Sunday, May 31, 2009

So Now What Happens to Ford?

Now that Chrysler and GM have become state enterprises, what's to prevent the government and unions colluding together to bring Ford into the fold? First off, there are lots of benefits to the unions. Since Chrysler and GM are government industries, Congress has an interest in running them to the benefit of the unions. Dig this. GM makes lots of money on the cars it builds outside of the US.
Almost lost among the momentous events of the GM denouement are the international trade implications. GM, of course, is a multinational company. In 2008, according to GM's annual 10-K report, GM made almost half of its $148 billion in revenue outside of the United States.
Err, make that they made lots of money on cars they used to build outside the US.
GM had recently informed Congress that it planned to produce roughly 50,000 subcompacts per year in China to sell in the U.S market in the near future.
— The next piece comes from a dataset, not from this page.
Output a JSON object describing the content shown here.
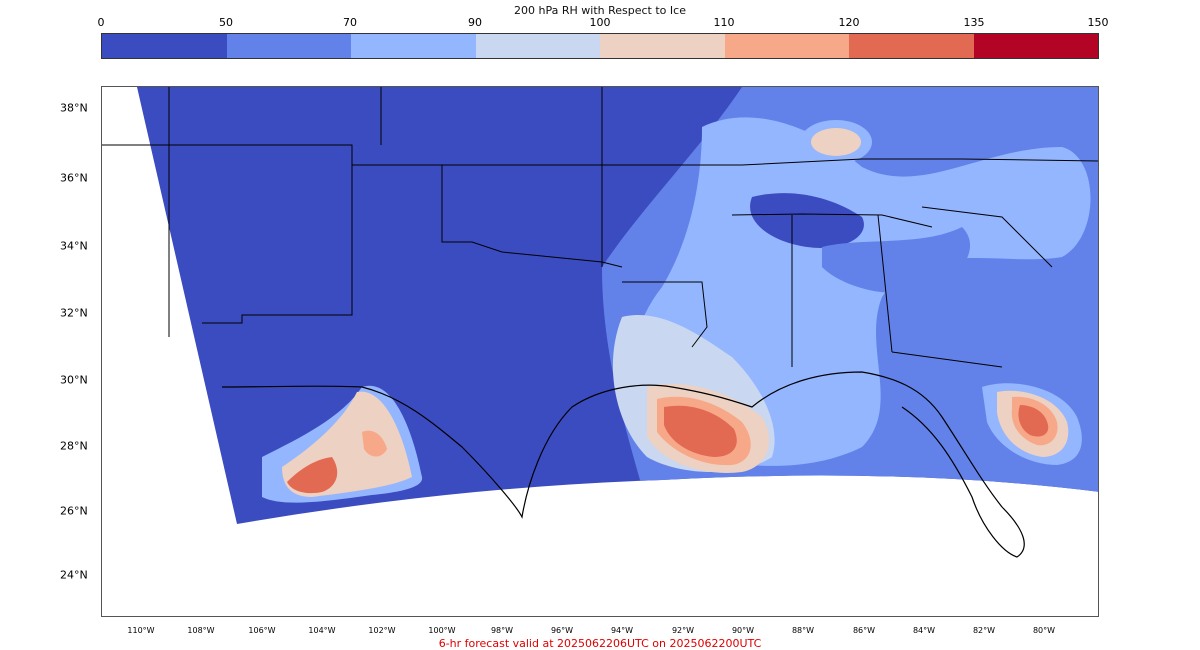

However, on Thursday, UAW President Ron Gettelfinger said that GM had agreed not to import the cars from China and to produce them in the United States instead as part of its deal with the UAW.
Because they're now bankrolled by anyone holding a dollar in their hands*, there's no reason to make decisions based on profits. Instead, they will make decisions based on political forces. After the unions and the state consume and digest GM and Chrysler, they'll begin to eye Ford hungrily. When they see Ford do things not in the interests of the unions, laws will be passed, marketing budgets increased, and all manner of tricks will be played to crush Ford and bring them under the control of the state.

Because that's what fascists do.

We're all Peronists now.

* - Lots of people are making the mistake of claiming that taxpayers will be supporting these companies. That is errant nonsense. The deficit is being funded to a large part by the Fed. They are printing money out of thin air to pay the bills. As they do so, they are inflating away the value of the dollar. Anyone holding dollars or dollar-denominated investments will be paying for this.

2 comments:

Jeff Burton said...

Lots of people are making the mistake of claiming that taxpayers will be supporting these companies

Thank you for repeating this. Holders of U.S. debt are paying for this, including holders of federal reserve notes (=dollars). The more people blather on about taxpayers, the longer this will be obscured.

Tim Eisele said...

"So now what happens to Ford?"

Well, with any luck, once the zombie corpses[1] of whatever GM and Chrysler get turned into finally rot and fall apart (see the history of British Leyland for a likely scenario of how I think it will all go down), Ford will pick up some choice pieces from the wreckage being dumped at fire-sale prices by a deeply embarassed government. That's assuming that Ford avoids government entanglements. Given the train-wreck that they are witnessing with their two biggest domestic compentitors, I would hope that they have the sense to keep quiet and maintain their distance.

[1] Aside from misunderstanding where the money is coming from, I think a lot of people are misunderstanding the status of GM and Chrysler. They are already dead, and have been since about February (which was about when they would have gone bankrupt if left to their own devices). What happens to them no longer matters, aside from the fact that it is costing us all a fair bit of money. They are dead, and their corpses are being animated by the parasites and carrion beetles that will ultimately consume them. They just haven't stopped moving yet.